Treating classifier-free guidance as a separate model. Classifier-free guidance also uses the same trained network. The trick is in how the network is called at inference (with and without the conditioning input, then blended). The training-time change is to randomly drop the conditioning input during training so the network learns both conditional and unconditional behaviors.

Reading sampling-step counts without the sampler. Saying “the model uses fifty steps” is ambiguous without naming the sampler. Fifty steps of DDPM and fifty steps of DDIM produce very different quality outputs (DDIM is far better at low step counts because of the deterministic non-Markovian structure).
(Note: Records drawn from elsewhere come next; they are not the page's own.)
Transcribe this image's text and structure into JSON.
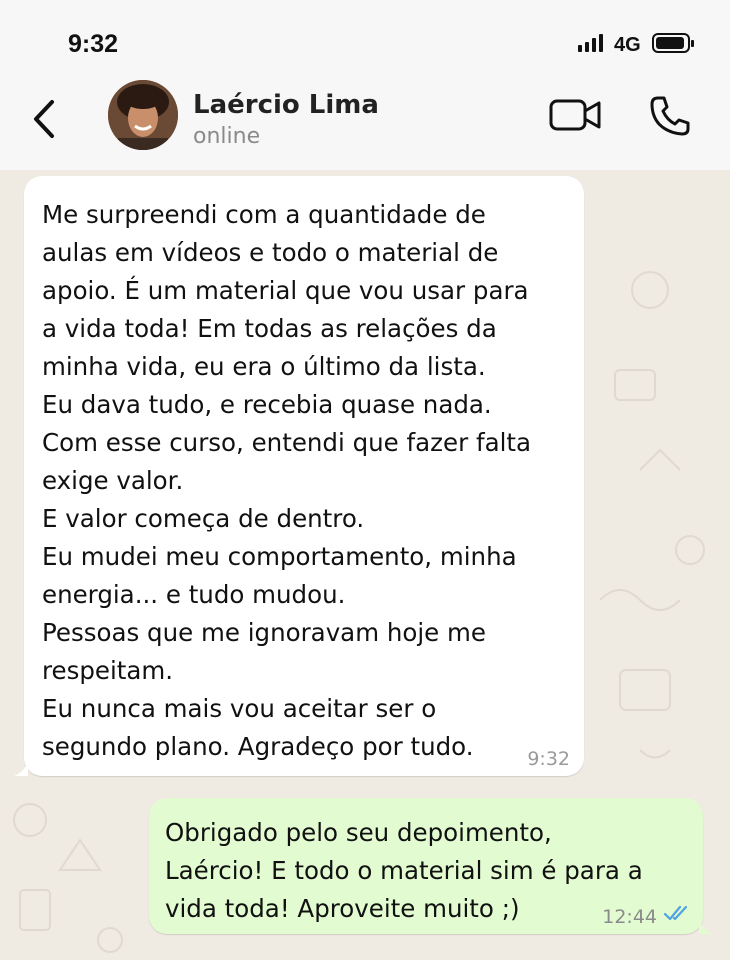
{
  "status_bar": {
    "time": "9:32",
    "network": "4G"
  },
  "header": {
    "contact_name": "Laércio Lima",
    "contact_status": "online"
  },
  "messages": [
    {
      "direction": "incoming",
      "text": "Me surpreendi com a quantidade de\naulas em vídeos e todo o material de\napoio. É um material que vou usar para\na vida toda! Em todas as relações da\nminha vida, eu era o último da lista.\nEu dava tudo, e recebia quase nada.\nCom esse curso, entendi que fazer falta\nexige valor.\nE valor começa de dentro.\nEu mudei meu comportamento, minha\nenergia... e tudo mudou.\nPessoas que me ignoravam hoje me\nrespeitam.\nEu nunca mais vou aceitar ser o\nsegundo plano. Agradeço por tudo.",
      "time": "9:32"
    },
    {
      "direction": "outgoing",
      "text": "Obrigado pelo seu depoimento,\nLaércio! E todo o material sim é para a\nvida toda! Aproveite muito ;)",
      "time": "12:44",
      "read": true
    }
  ],
  "colors": {
    "chat_background": "#efeae2",
    "incoming_bubble": "#ffffff",
    "outgoing_bubble": "#e2fbd1",
    "read_ticks": "#4fa3e0"
  }
}
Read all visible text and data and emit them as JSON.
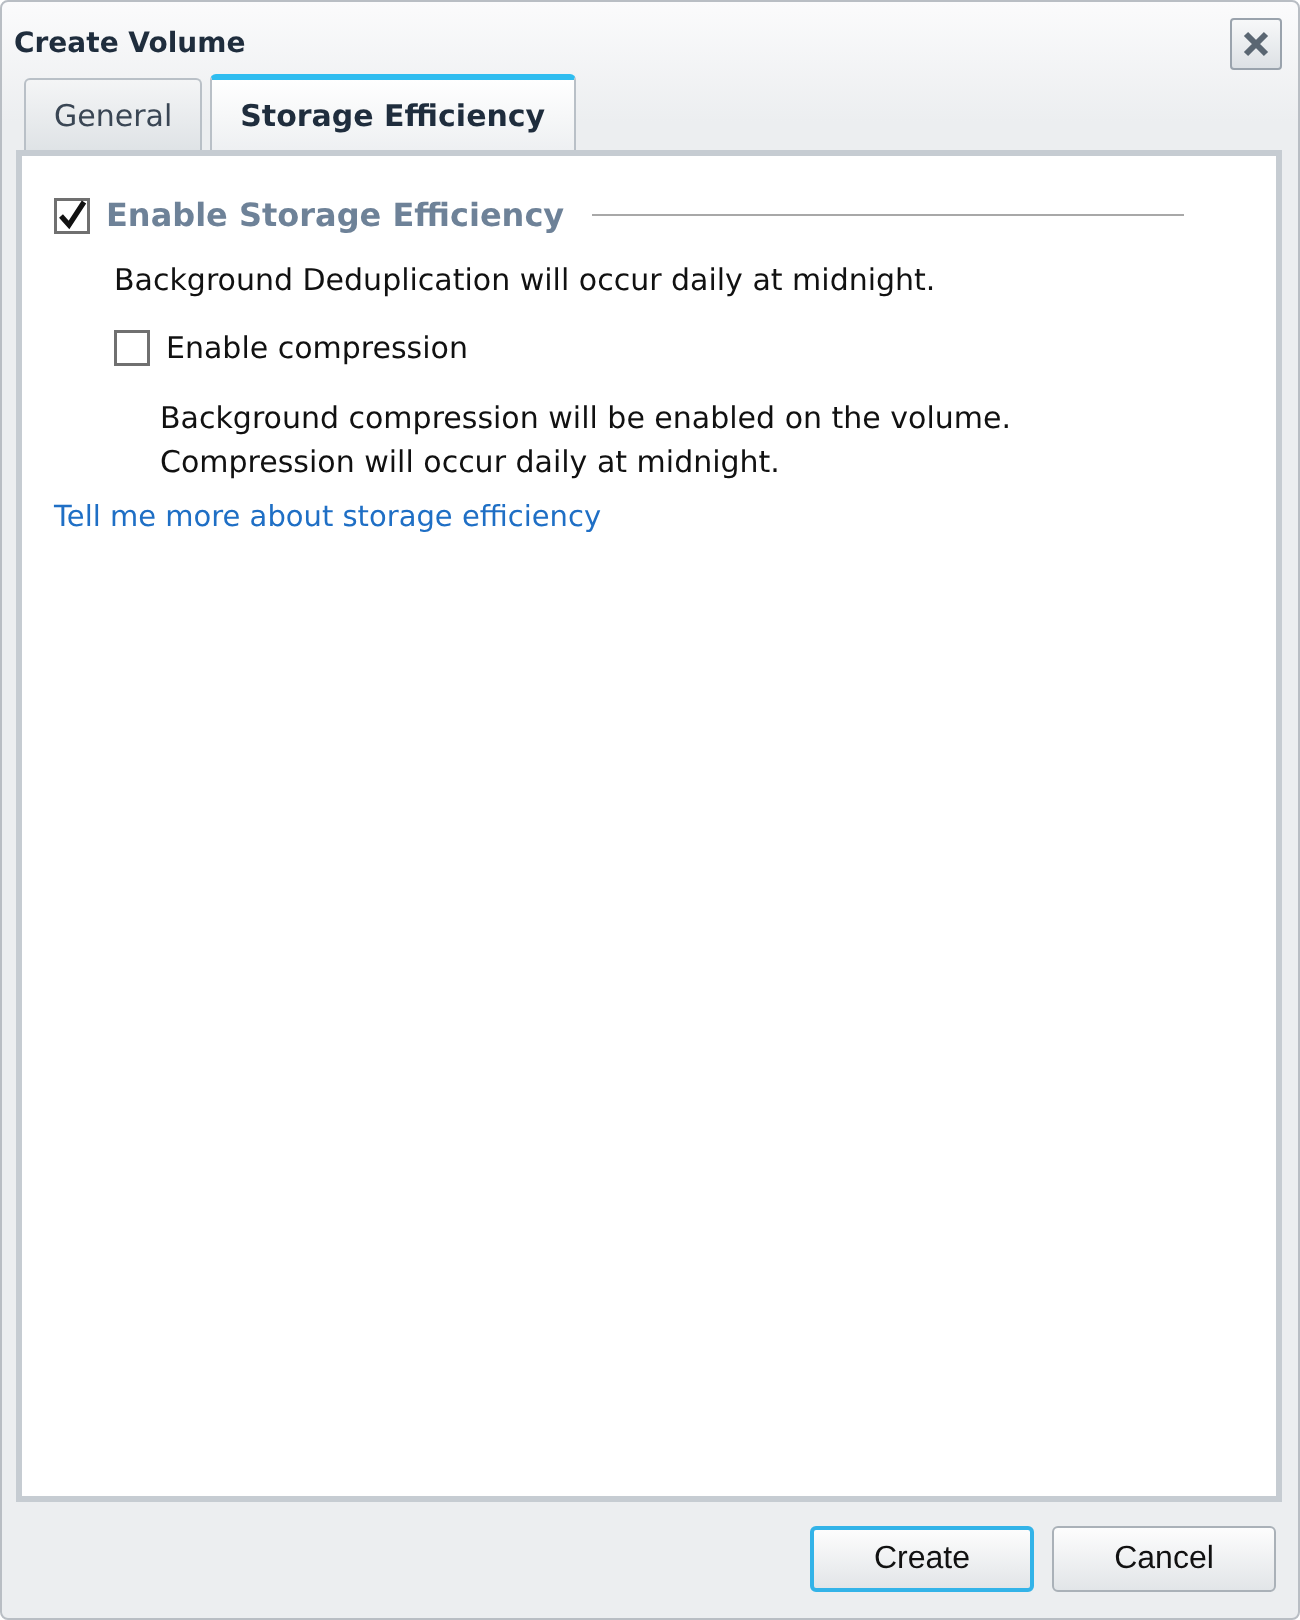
{
  "window": {
    "title": "Create Volume"
  },
  "tabs": [
    {
      "label": "General",
      "selected": false
    },
    {
      "label": "Storage Efficiency",
      "selected": true
    }
  ],
  "section": {
    "label": "Enable Storage Efficiency",
    "checked": true,
    "note": "Background Deduplication will occur daily at midnight.",
    "compression": {
      "label": "Enable compression",
      "checked": false,
      "notes": [
        "Background compression will be enabled on the volume.",
        "Compression will occur daily at midnight."
      ]
    }
  },
  "link": "Tell me more about storage efficiency",
  "buttons": [
    {
      "label": "Create",
      "focused": true
    },
    {
      "label": "Cancel",
      "focused": false
    }
  ]
}
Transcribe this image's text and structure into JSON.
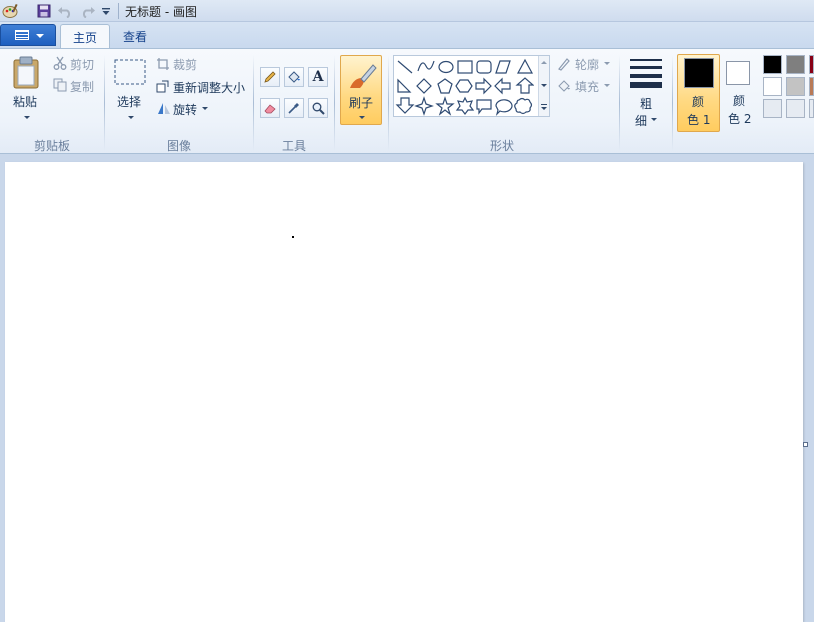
{
  "titlebar": {
    "title": "无标题 - 画图",
    "icons": [
      "paint-app-icon",
      "save-icon",
      "undo-icon",
      "redo-icon",
      "customize-quick-access-icon"
    ]
  },
  "tabs": [
    {
      "label": "主页",
      "active": true
    },
    {
      "label": "查看",
      "active": false
    }
  ],
  "ribbon": {
    "clipboard": {
      "group_label": "剪贴板",
      "paste": "粘贴",
      "cut": "剪切",
      "copy": "复制"
    },
    "image": {
      "group_label": "图像",
      "select": "选择",
      "crop": "裁剪",
      "resize": "重新调整大小",
      "rotate": "旋转"
    },
    "tools": {
      "group_label": "工具",
      "items": [
        "pencil-icon",
        "fill-bucket-icon",
        "text-icon",
        "eraser-icon",
        "color-picker-icon",
        "magnifier-icon"
      ],
      "text_glyph": "A"
    },
    "brushes": {
      "label": "刷子"
    },
    "shapes": {
      "group_label": "形状",
      "outline": "轮廓",
      "fill": "填充"
    },
    "size": {
      "label_line1": "粗",
      "label_line2": "细"
    },
    "colors": {
      "color1_line1": "颜",
      "color1_line2": "色 1",
      "color2_line1": "颜",
      "color2_line2": "色 2",
      "color1_value": "#000000",
      "color2_value": "#ffffff",
      "palette": [
        [
          "#000000",
          "#7f7f7f",
          "#880015"
        ],
        [
          "#ffffff",
          "#c3c3c3",
          "#b97a57"
        ],
        [
          "#e6ebf2",
          "#e6ebf2",
          "#e6ebf2"
        ]
      ]
    }
  }
}
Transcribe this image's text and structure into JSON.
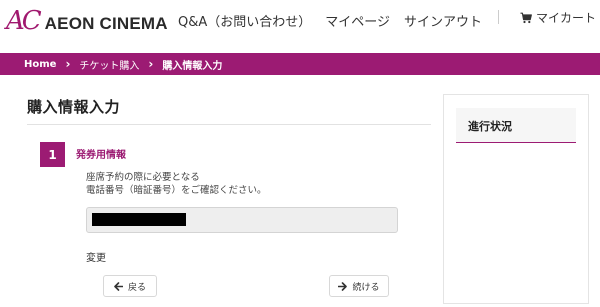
{
  "header": {
    "logo_mark": "AC",
    "logo_text": "AEON CINEMA",
    "nav": [
      "Q&A（お問い合わせ）",
      "マイページ",
      "サインアウト"
    ],
    "cart_label": "マイカート",
    "cart_icon": "cart-icon"
  },
  "breadcrumb": {
    "items": [
      "Home",
      "チケット購入",
      "購入情報入力"
    ],
    "separator_icon": "chevron-right-icon"
  },
  "main": {
    "page_title": "購入情報入力",
    "step": {
      "number": "1",
      "title": "発券用情報",
      "description_line1": "座席予約の際に必要となる",
      "description_line2": "電話番号（暗証番号）をご確認ください。",
      "change_link": "変更"
    },
    "buttons": {
      "back_label": "戻る",
      "back_icon": "arrow-left-icon",
      "next_label": "続ける",
      "next_icon": "arrow-right-icon"
    }
  },
  "sidebar": {
    "progress_title": "進行状況"
  },
  "colors": {
    "brand": "#9c1b73",
    "text": "#333333",
    "field_bg": "#eeeeee"
  }
}
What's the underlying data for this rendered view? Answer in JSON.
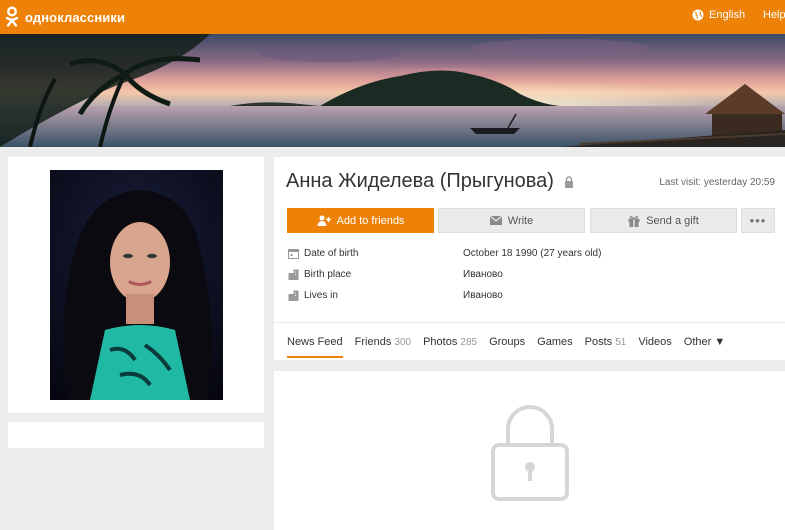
{
  "header": {
    "site_name": "одноклассники",
    "language_label": "English",
    "help_label": "Help"
  },
  "profile": {
    "name": "Анна Жиделева (Прыгунова)",
    "last_visit": "Last visit: yesterday 20:59",
    "actions": {
      "add_friend": "Add to friends",
      "write": "Write",
      "gift": "Send a gift",
      "more": "•••"
    },
    "info": [
      {
        "label": "Date of birth",
        "value": "October 18 1990 (27 years old)",
        "icon": "calendar-icon"
      },
      {
        "label": "Birth place",
        "value": "Иваново",
        "icon": "building-icon"
      },
      {
        "label": "Lives in",
        "value": "Иваново",
        "icon": "building-icon"
      }
    ]
  },
  "tabs": [
    {
      "label": "News Feed",
      "count": ""
    },
    {
      "label": "Friends",
      "count": "300"
    },
    {
      "label": "Photos",
      "count": "285"
    },
    {
      "label": "Groups",
      "count": ""
    },
    {
      "label": "Games",
      "count": ""
    },
    {
      "label": "Posts",
      "count": "51"
    },
    {
      "label": "Videos",
      "count": ""
    },
    {
      "label": "Other ▼",
      "count": ""
    }
  ],
  "colors": {
    "brand": "#ee8208",
    "page_bg": "#ececec"
  }
}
Pushing guidance scale too high. Production systems often default to guidance values between five and ten. Pushing above twenty typically produces oversaturated, stylized samples that follow the prompt rigidly at the cost of natural variation. The trade-off is a property of the guidance mechanism, not a tunable bug.

What you should remember

DDIM is a deterministic non-Markovian sampler that uses the same trained noise predictor as DDPM. The update extracts the implied clean-sample estimate from the current noisy state and the predicted noise, then re-noises to a cleaner target timestep. No fresh stochastic noise term, no Markov constraint. A fifty-step DDIM sampler matches a thousand-step DDPM sampler in quality on most benchmarks, at twenty times the speed.
Classifier-free guidance is the conditioning trick behind every modern text-to-image system. Train one network on both conditional and unconditional generation (by randomly dropping the conditioning input during training), then at inference blend the conditional and unconditional noise predictions: the guided prediction is the unconditional prediction plus the guidance scale times the difference. Higher guidance amplifies prompt adherence at the cost of sample diversity. Costs two forward passes per step (one conditional, one unconditional).
The latency-quality Pareto frontier governs the modern stack. A thousand DDPM steps is the quality asymptote; fifty DDIM steps is the production sweet spot for most systems; ten or fewer steps require distilled or specialized samplers. Reading a sampling-step quote without the sampler name is ambiguous; reading a sampling-time quote without the network size and batch size is also ambiguous.

You now have the production-grade diffusion paradigm: DDIM sampling, classifier-free guidance, and the latency-quality trade-off curve. The next lesson takes the score-based view from L11 and shows the formal equivalence with the L12 DDPM Markov-chain view and this lesson’s DDIM sampler, via the continuous-time stochastic differential equation perspective. The capstone lesson after that returns to L1’s four-paradigm map and places modern systems (Stable Diffusion, GAN-based face generators, autoregressive language models, latent diffusion hybrids) on it explicitly, closing the track on the same map it opened with.